Feltri contro Sallusti: licenziato chi ha talento, il nuovo corso di Libero. Anche io sono considerato un peso morto, mi aspetto il benservito

Vittorio Feltri ha preso di mira il neo direttore di Libero,  Alessandro Sallusti. In una carrellata di cinque tweet, pubblicati a distanza di poche ore, Feltri – che di Libero è il fondatore – se la prende con la decisione di Sallusti di non rinnovare alcuni contratti a note firme del giornale edito dalla famiglia Angelucci.

Feltri – come ricostruisce il Riformista,  inizia con l’addio alla collaborazione del professore Paolo Becchi, considerato “ideologo” del Movimento 5 Stelle ma che negli anni è stato anche una firma del giornale di area opposta a quella pentastellata. Feltri lo definisce “uno dei pochi intellettuali che non fa escursioni sugli specchi, non è più un prezioso collaboratore di Libero. Non gli è stato rinnovato il contratto. Guai ai bravi”.

Feltri si scatena e parte con una raffica di tweet al veleno in difesa di altri giornalisti che non troveranno più spazio nelle colonne del quotidiano diretto da Sallusti. Si parte da Costanza Cavalli, “brillante e colta cronista di Libero, è stata licenziata. Ovvio. I giornalisti bravi vanno cacciati, quelli scadenti hanno il posto fisso. Questa è la regola nuova”.

Quindi il passaggio ad una firma molto nota ai lettori di Libero, Azzurra Barbuto: “Presto licenzieranno anche Azzurra Barbuto perché ricca di talento. Questo è il nuovo corso inaugurato a Libero”. Ipotesi confermata dalla stessa Barbuto, che sempre su Twitter esce allo scoperto e rivela il suo addio al giornale, in predicato di passare ai ‘rivali’ de La Verità di Maurizio Belpietro: “Grazie a tutti per la solidarietà. Non so cosa accadrà in futuro, mi basta però sapere che finché ho una testa sulle spalle non devo temere nulla. Neppure la disoccupazione. Mi spaventa di più la perdita della dignità rispetto alla perdita dell’impiego”, scrive Barbuto.

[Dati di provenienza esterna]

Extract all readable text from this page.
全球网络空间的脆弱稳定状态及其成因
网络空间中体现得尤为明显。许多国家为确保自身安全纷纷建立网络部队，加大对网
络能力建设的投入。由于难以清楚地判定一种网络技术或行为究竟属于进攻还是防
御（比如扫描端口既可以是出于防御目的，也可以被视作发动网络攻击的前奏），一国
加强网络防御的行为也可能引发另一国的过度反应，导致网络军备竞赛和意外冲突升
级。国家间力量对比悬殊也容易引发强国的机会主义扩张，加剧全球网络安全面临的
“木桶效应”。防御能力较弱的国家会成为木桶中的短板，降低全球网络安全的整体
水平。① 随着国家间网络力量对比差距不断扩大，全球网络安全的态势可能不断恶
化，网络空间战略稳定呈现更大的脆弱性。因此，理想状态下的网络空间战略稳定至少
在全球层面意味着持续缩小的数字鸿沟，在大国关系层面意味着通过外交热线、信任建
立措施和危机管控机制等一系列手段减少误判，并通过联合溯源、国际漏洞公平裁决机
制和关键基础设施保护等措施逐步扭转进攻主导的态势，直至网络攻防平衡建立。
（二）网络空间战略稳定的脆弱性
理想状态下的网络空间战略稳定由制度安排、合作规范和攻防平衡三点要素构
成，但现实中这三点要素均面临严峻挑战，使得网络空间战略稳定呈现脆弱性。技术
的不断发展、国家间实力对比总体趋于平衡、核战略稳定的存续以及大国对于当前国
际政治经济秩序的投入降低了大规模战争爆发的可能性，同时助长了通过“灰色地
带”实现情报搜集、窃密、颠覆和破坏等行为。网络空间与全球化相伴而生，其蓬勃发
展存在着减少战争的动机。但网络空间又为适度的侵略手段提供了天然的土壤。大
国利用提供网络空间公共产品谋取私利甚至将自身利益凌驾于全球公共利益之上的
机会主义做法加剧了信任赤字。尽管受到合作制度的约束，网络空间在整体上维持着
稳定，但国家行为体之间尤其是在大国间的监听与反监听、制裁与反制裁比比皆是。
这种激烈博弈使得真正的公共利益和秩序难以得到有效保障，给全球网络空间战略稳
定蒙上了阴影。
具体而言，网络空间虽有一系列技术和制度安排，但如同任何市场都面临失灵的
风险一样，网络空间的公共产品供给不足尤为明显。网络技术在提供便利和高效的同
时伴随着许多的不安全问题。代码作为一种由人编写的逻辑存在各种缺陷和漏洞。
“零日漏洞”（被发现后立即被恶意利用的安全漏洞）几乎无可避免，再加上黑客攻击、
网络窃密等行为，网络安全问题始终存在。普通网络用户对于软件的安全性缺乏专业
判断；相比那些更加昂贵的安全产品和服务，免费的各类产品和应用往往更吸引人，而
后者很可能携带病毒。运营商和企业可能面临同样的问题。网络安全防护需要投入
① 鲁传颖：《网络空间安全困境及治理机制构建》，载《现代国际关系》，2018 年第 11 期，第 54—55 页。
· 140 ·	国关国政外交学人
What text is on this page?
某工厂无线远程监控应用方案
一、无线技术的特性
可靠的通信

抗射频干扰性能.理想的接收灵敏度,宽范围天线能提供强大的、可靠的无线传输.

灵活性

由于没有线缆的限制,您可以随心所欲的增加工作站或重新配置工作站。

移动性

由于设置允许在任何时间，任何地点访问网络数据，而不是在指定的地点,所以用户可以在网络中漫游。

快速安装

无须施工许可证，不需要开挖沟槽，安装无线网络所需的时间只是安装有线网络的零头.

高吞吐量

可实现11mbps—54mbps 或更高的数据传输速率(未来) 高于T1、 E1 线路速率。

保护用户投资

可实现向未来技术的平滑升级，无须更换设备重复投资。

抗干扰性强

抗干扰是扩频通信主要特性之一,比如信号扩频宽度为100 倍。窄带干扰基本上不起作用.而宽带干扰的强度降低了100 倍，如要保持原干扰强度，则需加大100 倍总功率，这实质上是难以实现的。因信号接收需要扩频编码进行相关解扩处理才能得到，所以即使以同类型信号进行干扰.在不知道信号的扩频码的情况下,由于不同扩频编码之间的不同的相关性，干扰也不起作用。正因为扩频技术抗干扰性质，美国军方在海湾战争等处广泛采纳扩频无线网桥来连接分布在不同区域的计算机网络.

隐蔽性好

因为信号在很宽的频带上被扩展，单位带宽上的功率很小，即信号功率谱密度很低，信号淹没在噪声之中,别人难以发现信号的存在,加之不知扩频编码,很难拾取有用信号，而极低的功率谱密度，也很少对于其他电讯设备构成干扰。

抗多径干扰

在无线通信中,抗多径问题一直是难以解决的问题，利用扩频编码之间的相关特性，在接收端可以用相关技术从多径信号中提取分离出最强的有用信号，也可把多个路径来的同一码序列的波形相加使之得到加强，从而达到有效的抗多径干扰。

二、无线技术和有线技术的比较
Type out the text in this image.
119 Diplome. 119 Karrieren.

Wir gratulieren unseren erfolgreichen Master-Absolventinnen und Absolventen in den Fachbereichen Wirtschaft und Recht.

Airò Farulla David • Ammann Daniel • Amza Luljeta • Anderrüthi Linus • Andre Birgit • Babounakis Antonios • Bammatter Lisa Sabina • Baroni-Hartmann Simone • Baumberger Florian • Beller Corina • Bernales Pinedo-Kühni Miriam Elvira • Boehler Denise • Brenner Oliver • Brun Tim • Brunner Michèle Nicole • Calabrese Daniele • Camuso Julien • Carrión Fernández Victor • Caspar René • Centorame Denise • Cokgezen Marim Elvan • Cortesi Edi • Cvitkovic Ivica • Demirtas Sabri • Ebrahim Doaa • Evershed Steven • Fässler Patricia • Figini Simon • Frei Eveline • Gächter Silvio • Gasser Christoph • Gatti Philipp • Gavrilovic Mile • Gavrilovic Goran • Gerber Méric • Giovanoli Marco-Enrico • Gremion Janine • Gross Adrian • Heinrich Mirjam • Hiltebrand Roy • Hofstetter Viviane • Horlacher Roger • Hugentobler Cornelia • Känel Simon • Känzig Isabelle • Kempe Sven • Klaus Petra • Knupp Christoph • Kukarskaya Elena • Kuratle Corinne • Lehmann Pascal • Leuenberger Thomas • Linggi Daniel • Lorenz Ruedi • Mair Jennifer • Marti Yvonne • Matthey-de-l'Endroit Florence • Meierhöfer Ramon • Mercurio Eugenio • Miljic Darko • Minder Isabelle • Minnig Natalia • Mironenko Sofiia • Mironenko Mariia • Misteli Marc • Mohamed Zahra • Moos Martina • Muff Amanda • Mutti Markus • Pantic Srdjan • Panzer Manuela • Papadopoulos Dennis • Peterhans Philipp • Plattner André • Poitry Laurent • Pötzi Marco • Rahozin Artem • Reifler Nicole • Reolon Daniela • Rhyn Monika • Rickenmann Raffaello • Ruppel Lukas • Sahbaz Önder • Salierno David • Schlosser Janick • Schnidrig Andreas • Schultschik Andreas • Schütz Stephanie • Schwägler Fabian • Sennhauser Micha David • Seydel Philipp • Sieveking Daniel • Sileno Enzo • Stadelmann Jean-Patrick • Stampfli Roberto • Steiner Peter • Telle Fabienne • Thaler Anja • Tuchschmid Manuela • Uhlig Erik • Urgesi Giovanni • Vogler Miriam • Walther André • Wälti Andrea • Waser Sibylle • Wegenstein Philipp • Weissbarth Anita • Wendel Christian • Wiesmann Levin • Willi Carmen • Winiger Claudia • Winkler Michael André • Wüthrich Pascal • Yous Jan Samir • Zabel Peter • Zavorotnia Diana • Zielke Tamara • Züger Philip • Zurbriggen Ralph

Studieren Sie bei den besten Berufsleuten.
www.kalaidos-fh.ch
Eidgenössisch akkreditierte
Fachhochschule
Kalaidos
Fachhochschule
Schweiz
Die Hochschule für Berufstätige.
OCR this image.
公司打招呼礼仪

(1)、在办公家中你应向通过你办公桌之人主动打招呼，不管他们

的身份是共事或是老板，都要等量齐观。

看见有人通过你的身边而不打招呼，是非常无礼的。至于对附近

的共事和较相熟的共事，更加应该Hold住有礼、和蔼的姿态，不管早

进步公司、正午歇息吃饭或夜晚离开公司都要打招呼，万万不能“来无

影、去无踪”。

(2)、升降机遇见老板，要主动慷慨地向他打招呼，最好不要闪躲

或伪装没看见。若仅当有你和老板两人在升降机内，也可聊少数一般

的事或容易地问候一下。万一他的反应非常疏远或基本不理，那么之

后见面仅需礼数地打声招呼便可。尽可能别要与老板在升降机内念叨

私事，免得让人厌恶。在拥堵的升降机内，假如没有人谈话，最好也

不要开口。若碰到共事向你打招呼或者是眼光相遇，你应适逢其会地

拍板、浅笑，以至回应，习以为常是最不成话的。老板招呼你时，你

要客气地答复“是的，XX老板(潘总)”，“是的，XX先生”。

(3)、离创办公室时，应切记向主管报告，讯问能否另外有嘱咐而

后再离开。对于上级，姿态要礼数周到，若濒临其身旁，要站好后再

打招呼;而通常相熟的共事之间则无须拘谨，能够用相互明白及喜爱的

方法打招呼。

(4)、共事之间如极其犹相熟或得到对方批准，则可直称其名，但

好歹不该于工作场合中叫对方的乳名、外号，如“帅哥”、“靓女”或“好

Feltri passa poi ad ‘esaminare’ il suo stesso caso, spiegando che anche lui a Libero è considerato “un peso morto”. Quanto a Sallusti, “che ho assunto tre volte”, ricorda Feltri, “sto sul gozzo”. “La gratitudine è il sentimento della vigilia. Mi aspetto il benservito con calma olimpica”, conclude quindi il fondatore di Libero.

Ultima stoccata è dedicata quindi al condirettore Pietro Senaldi, in passato direttore responsabile proprio sotto la sua gestione. Senaldi viene tirato in ballo per un refuso: “Libero di oggi, pagina 16, titolo su Cosby liberato: l’attore ha scontato due anni. La penna (non la pena) annullata. Complimenti a Senaldi”.